Let’s first consider the idea of prolonging life. In high school you eat, sleep, go to school, play a sport or an instrument, maybe you do your own laundry, but for the most part you are dependent on family members or guardians. To jump into life right out of high school is a daunting step for many people between filing taxes and paying bills they’ve never seen before. College is the best way to prolong reality and learn about the life beyond the parental units without having to stay under their roof, that is, if escaping them as soon as possible is your goal. Maybe in that sense, college is a way to escape your parents with a decent argument about gaining education rather than simply stating you want to party as far from them as possible with the added benefit of a degree. But college is an expensive price to pay to simply party and avoid paying bills now versus paying them now without the added cost of college loans.
College is another institution for education, higher education if you will. But it seems strange to gain thirteen vital years of education by simply paying taxes then be charged an extreme cost for tuition for, in a myriad of cases, only four years of college. It seems you are only charged for your education when you want to attend an institution for learning. Yet, in many courses you are taught from a textbook. So simply purchasing a textbook outside of a college institution would benefit your education the same as attending a class that paraphrases the book with a little outside knowledge you can pick up from the internet. If education was the main purpose of college then more emphasis would be placed on community colleges or online courses that cost less for the same knowledge.
Now for the final theory behind the purpose of college: to get a job. What is the major prerequisite for most high paying jobs? A degree. What does a degree say about you? You studied the necessary subjects that you need to be successful at your job. That is not to say you don’t have the knowledge required to complete the job without a degree, it simply means the company hiring you assumes you can only get a high-quality education through college. So the main purpose behind attending college is to provide tangible evidence to companies to show them that you are competent enough to be successful in the trade. We attend college to get a degree and use that degree to be hired at a high paying job to then pay off student loans.

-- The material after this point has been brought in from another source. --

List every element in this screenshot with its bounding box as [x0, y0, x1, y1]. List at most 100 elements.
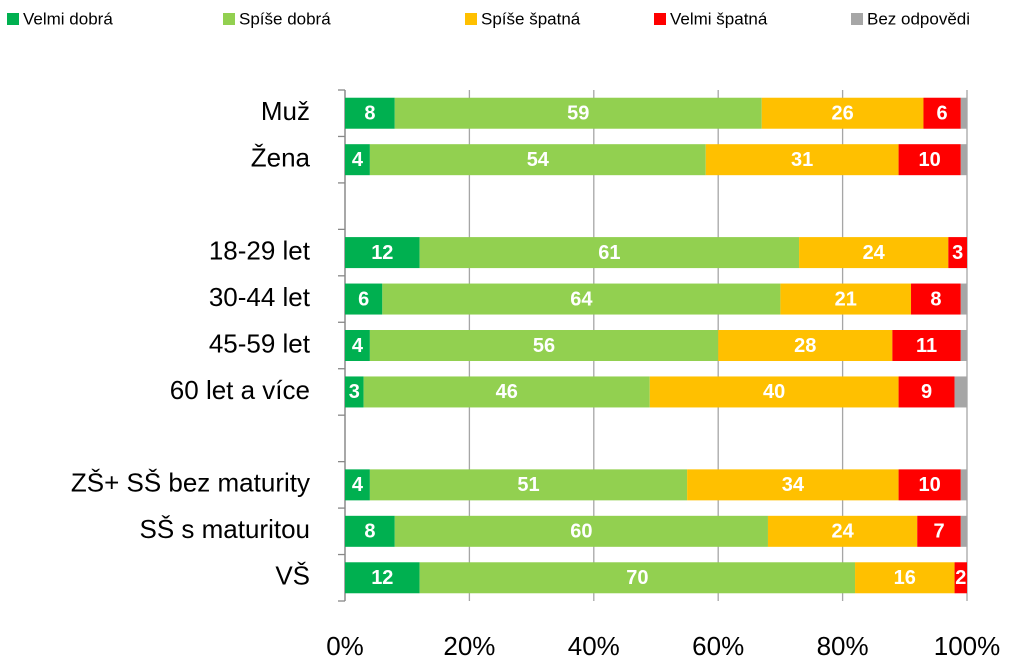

Then again if gaining a degree is the pertinent reason for college, why pay four times the price to attend a private college than to attend a community college and earn the same degree? The job market is limited and therefore, the hiring process is competitive since companies want the best of the best to turn a higher profit. So the more prestigious school you attend the more important you seem and it just so happens the more prestigious the school the higher the cost of tuition. In fact, Rollins college, the number one school in the south, is well known among prominent companies so simply attending Rollins gives you an edge.